After Sappho Quotes

Quotes

"William Seymour was a cabman…In 1875, he was accused of daring to steal two pieces of meat from a butcher’s shop in Liverpool, which as an honest man he denied. When brought to trial, William Seymour was accused of crimes beyond the theft of meat: he was found to be one Margaret Honeywell, who, having been married off at fourteen, had brazenly left her husband, dared to run away to London, and conspired to earn her living independently as a cabman."

Narrator

Although categorized as novel, the framework of this book is anything but traditional. It is not constructed as a traditional novel, and it is certainly not people with characters interested in behaving traditionally. The book is a celebration of women who thumbed their nose at patriarchal expectations and misogynistic demands to behave “like women.” While the narrative does take a slightly more traditional approach to novelistic structure by telling more involved stories that play out over an extended period of time, some of the most fascinating tales are brief capsule snapshots of mostly unknown historical figures like William Seymour. Within the expressionistic treatment of theme-as-plot which characterizes the text, the tale of Seymour is a heroic highlight of the multiple ways in which women have carved their own paths through the limitations imposed upon them by male dominance, Of course, it is also an illustration of how often these victories of empowerment in action were short-lived.

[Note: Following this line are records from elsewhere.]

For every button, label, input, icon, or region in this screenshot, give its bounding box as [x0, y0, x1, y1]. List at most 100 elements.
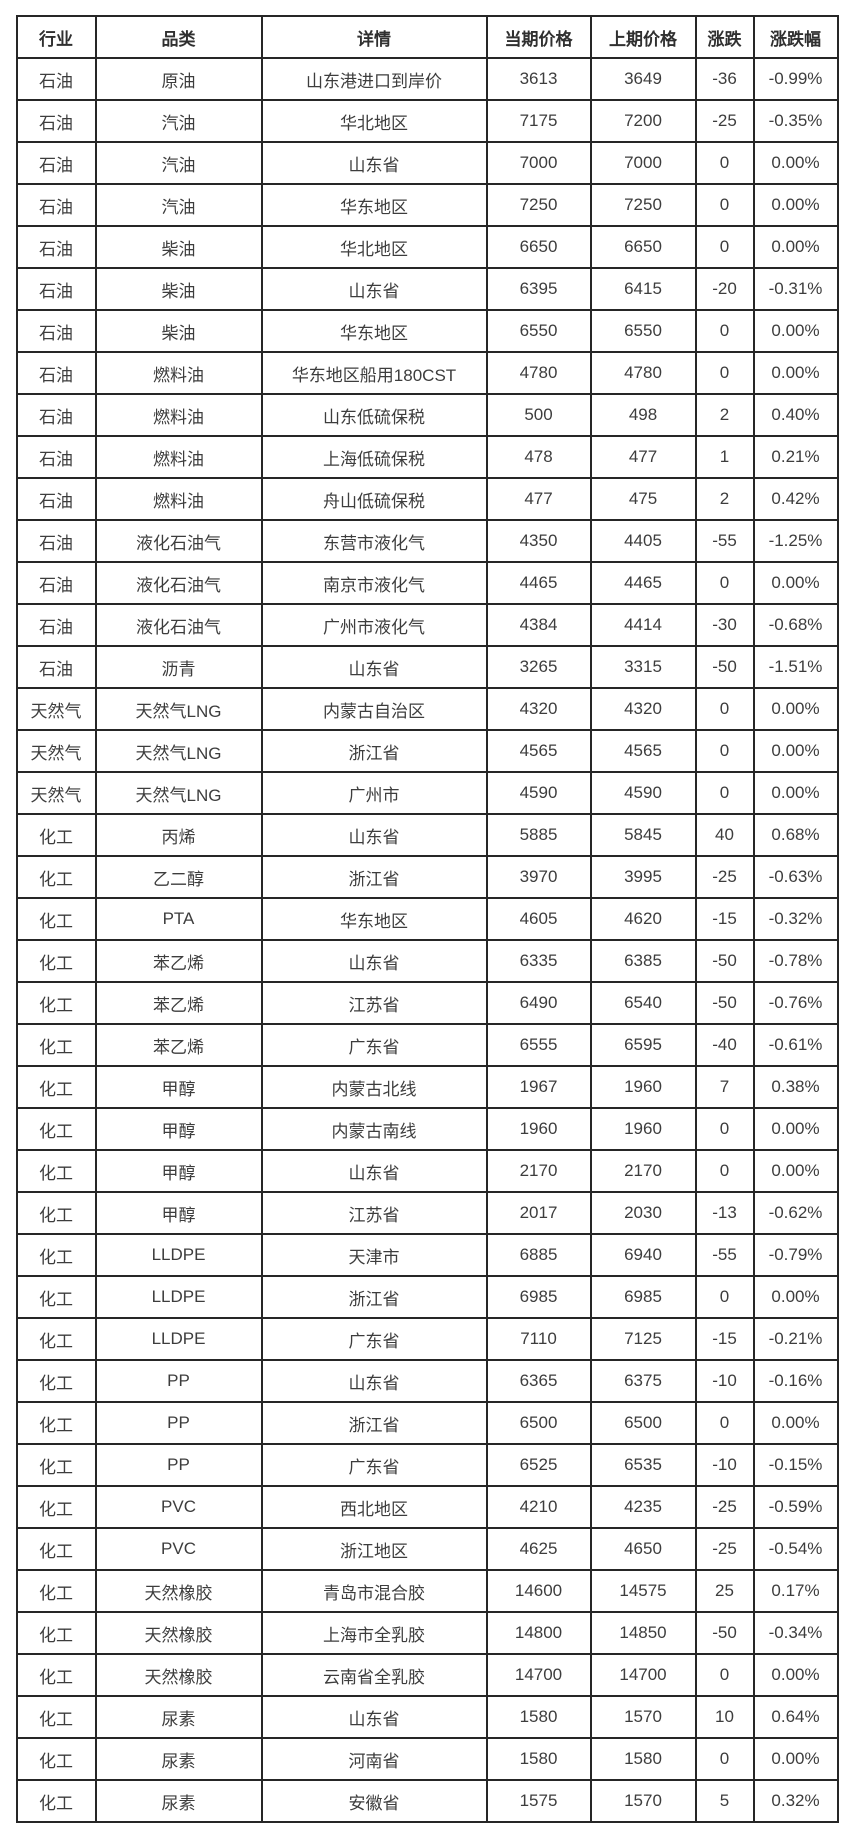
- table-cell: 3970: [485, 855, 592, 899]
- table-cell: 0.42%: [752, 477, 839, 521]
- table-cell: 甲醇: [94, 1191, 263, 1235]
- table-cell: 2017: [485, 1191, 592, 1235]
- table-cell: 化工: [15, 1485, 97, 1529]
- table-cell: 化工: [15, 897, 97, 941]
- table-row: 石油 沥青 山东省 3265 3315 -50 -1.51%: [15, 645, 839, 689]
- table-cell: 山东省: [260, 1149, 488, 1193]
- table-cell: 0.21%: [752, 435, 839, 479]
- table-cell: 0.00%: [752, 561, 839, 605]
- table-cell: 3649: [589, 57, 697, 101]
- table-cell: 4780: [589, 351, 697, 395]
- table-cell: 石油: [15, 57, 97, 101]
- table-cell: 化工: [15, 1695, 97, 1739]
- table-cell: -0.68%: [752, 603, 839, 647]
- table-cell: 化工: [15, 1611, 97, 1655]
- table-cell: -0.16%: [752, 1359, 839, 1403]
- table-cell: 天然气LNG: [94, 771, 263, 815]
- table-cell: 3315: [589, 645, 697, 689]
- table-cell: 内蒙古自治区: [260, 687, 488, 731]
- column-header: 上期价格: [589, 15, 697, 59]
- table-cell: 7200: [589, 99, 697, 143]
- table-cell: 柴油: [94, 309, 263, 353]
- table-row: 石油 燃料油 山东低硫保税 500 498 2 0.40%: [15, 393, 839, 437]
- table-cell: 475: [589, 477, 697, 521]
- table-cell: -0.62%: [752, 1191, 839, 1235]
- table-cell: 0.00%: [752, 1653, 839, 1697]
- table-cell: -0.15%: [752, 1443, 839, 1487]
- table-cell: 6500: [485, 1401, 592, 1445]
- table-cell: 石油: [15, 141, 97, 185]
- table-cell: 内蒙古南线: [260, 1107, 488, 1151]
- table-cell: -40: [694, 1023, 755, 1067]
- table-cell: 477: [485, 477, 592, 521]
- table-cell: 化工: [15, 939, 97, 983]
- table-header: 行业 品类 详情 当期价格 上期价格 涨跌 涨跌幅: [15, 15, 839, 59]
- table-cell: 化工: [15, 981, 97, 1025]
- table-cell: 14700: [485, 1653, 592, 1697]
- table-cell: 0.00%: [752, 351, 839, 395]
- table-cell: -15: [694, 897, 755, 941]
- table-cell: 2170: [589, 1149, 697, 1193]
- table-row: 化工 苯乙烯 山东省 6335 6385 -50 -0.78%: [15, 939, 839, 983]
- table-cell: 6555: [485, 1023, 592, 1067]
- table-cell: 化工: [15, 1275, 97, 1319]
- table-cell: 天然气LNG: [94, 729, 263, 773]
- table-cell: 2170: [485, 1149, 592, 1193]
- table-cell: 4320: [589, 687, 697, 731]
- table-cell: 7000: [485, 141, 592, 185]
- table-cell: 0.00%: [752, 687, 839, 731]
- table-cell: 0.00%: [752, 141, 839, 185]
- table-cell: 汽油: [94, 99, 263, 143]
- table-cell: 天然气: [15, 771, 97, 815]
- table-cell: 0: [694, 351, 755, 395]
- table-cell: -0.35%: [752, 99, 839, 143]
- table-cell: -0.79%: [752, 1233, 839, 1277]
- table-row: 化工 PP 广东省 6525 6535 -10 -0.15%: [15, 1443, 839, 1487]
- table-cell: -0.32%: [752, 897, 839, 941]
- table-cell: 天然橡胶: [94, 1611, 263, 1655]
- table-cell: 山东港进口到岸价: [260, 57, 488, 101]
- table-cell: 天然气LNG: [94, 687, 263, 731]
- table-cell: -0.76%: [752, 981, 839, 1025]
- table-cell: 汽油: [94, 183, 263, 227]
- table-cell: 华东地区: [260, 309, 488, 353]
- table-cell: 天然橡胶: [94, 1569, 263, 1613]
- table-cell: 500: [485, 393, 592, 437]
- table-cell: 浙江省: [260, 855, 488, 899]
- table-cell: 4565: [485, 729, 592, 773]
- table-row: 石油 液化石油气 东营市液化气 4350 4405 -55 -1.25%: [15, 519, 839, 563]
- table-cell: 0: [694, 561, 755, 605]
- table-row: 化工 苯乙烯 广东省 6555 6595 -40 -0.61%: [15, 1023, 839, 1067]
- table-cell: 0: [694, 1653, 755, 1697]
- table-cell: -50: [694, 1611, 755, 1655]
- table-cell: 上海市全乳胶: [260, 1611, 488, 1655]
- table-cell: 1575: [485, 1779, 592, 1823]
- table-cell: 丙烯: [94, 813, 263, 857]
- table-cell: 6395: [485, 267, 592, 311]
- table-cell: 40: [694, 813, 755, 857]
- table-cell: 浙江省: [260, 1275, 488, 1319]
- table-cell: 0: [694, 771, 755, 815]
- table-row: 石油 燃料油 华东地区船用180CST 4780 4780 0 0.00%: [15, 351, 839, 395]
- table-row: 化工 丙烯 山东省 5885 5845 40 0.68%: [15, 813, 839, 857]
- table-cell: 7000: [589, 141, 697, 185]
- table-row: 化工 甲醇 内蒙古北线 1967 1960 7 0.38%: [15, 1065, 839, 1109]
- table-cell: 4625: [485, 1527, 592, 1571]
- table-cell: 化工: [15, 1023, 97, 1067]
- table-cell: 沥青: [94, 645, 263, 689]
- table-cell: 0.17%: [752, 1569, 839, 1613]
- table-cell: 7: [694, 1065, 755, 1109]
- table-cell: PVC: [94, 1485, 263, 1529]
- table-cell: 江苏省: [260, 981, 488, 1025]
- table-row: 石油 燃料油 上海低硫保税 478 477 1 0.21%: [15, 435, 839, 479]
- table-row: 化工 LLDPE 广东省 7110 7125 -15 -0.21%: [15, 1317, 839, 1361]
- table-cell: 6985: [485, 1275, 592, 1319]
- table-cell: 山东省: [260, 1359, 488, 1403]
- table-cell: 3613: [485, 57, 592, 101]
- table-cell: 天津市: [260, 1233, 488, 1277]
- table-cell: 化工: [15, 813, 97, 857]
- table-cell: 3265: [485, 645, 592, 689]
- table-cell: 4465: [485, 561, 592, 605]
- table-cell: 6500: [589, 1401, 697, 1445]
- table-cell: 石油: [15, 645, 97, 689]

"X was jovial and generous. X would throw a shoulder to a wheel without complaint, could make a room roar with laughter. It wasn’t that. It was what X was not. X was not a willing housewife. X remained unmoved by squalling infants, would not wear skirts that swaddled the stride, had no desire to be pursued by the hot breath of young men, failed to enjoy domestic chores, and possessed none of the decorous modesty of maidenhood."

Narrator

In 1883, a man named Guglielmo Cantarano published his study of a notorious young Italian woman identified only as “X.” The description above paints a visceral portrait of what the unnamed girl was like. The key point being that she exhibited none of the attributes typically associated with threats to the patriarchy like demanding equality, making fiery speeches, joining in marches, etc. The threat she posed to the continuance of male dominion was situated not in those things she did, but in those things she didn’t do. The story is emblematic of the paradox that lies at the heart of being a woman in a society run by men. If one acts a certain way, they are doomed. If one doesn’t act a certain way, they are doomed. The road to contentment for women in the world shaped and formed for them by men is narrow and treacherous. So treacherous that “X” wound up being sent to an asylum to deal with the insanity clearly manifested by her rejection of matrimony and motherhood.

"In the autumn of 1914 Virginia Woolf opened the newspaper. On the third page she was instructed that there had been no female of first-rate literary ability since Sappho...She sighed. She closed her eyes and pressed her hands to her temples."

Narrator

Although the title of this tome features ancient poet Sappho in the lead role, the protagonist of the novel is really Virginia Woolf. This actual moment in Woolf’s personal history did occur. There actually was at some point in British history some journalist that made the absurd assertion about the absolute dearth of first-rate female writers in the roughly 2500 years since Sappho lived. So profoundly was Woolf impacted by the unlikelihood of ever actually seeing such a contention made publicly on the printed page that the assertion would show up in a scene in her 1921 novel Monday or Tuesday. In that book, a little context is offered before the quote is mentioned verbatim when another character begins listing some names that were apparently considered by the newspaper writer—whoever he was—as second-rate at best: Jane Austen and Charlotte Bronte, for instance. That sigh which issues forth from Woolf in the quote above is an expression of the persistent presence of shock and disbelief at how deeply misogyny is ingrained into the fabric of everyday existence. The impact of misogyny—officially defined as contempt for, hatred of, prejudice toward or aversion to women—is demonstrated in equally sigh-inducing ways on nearly every single page of this unusual novel.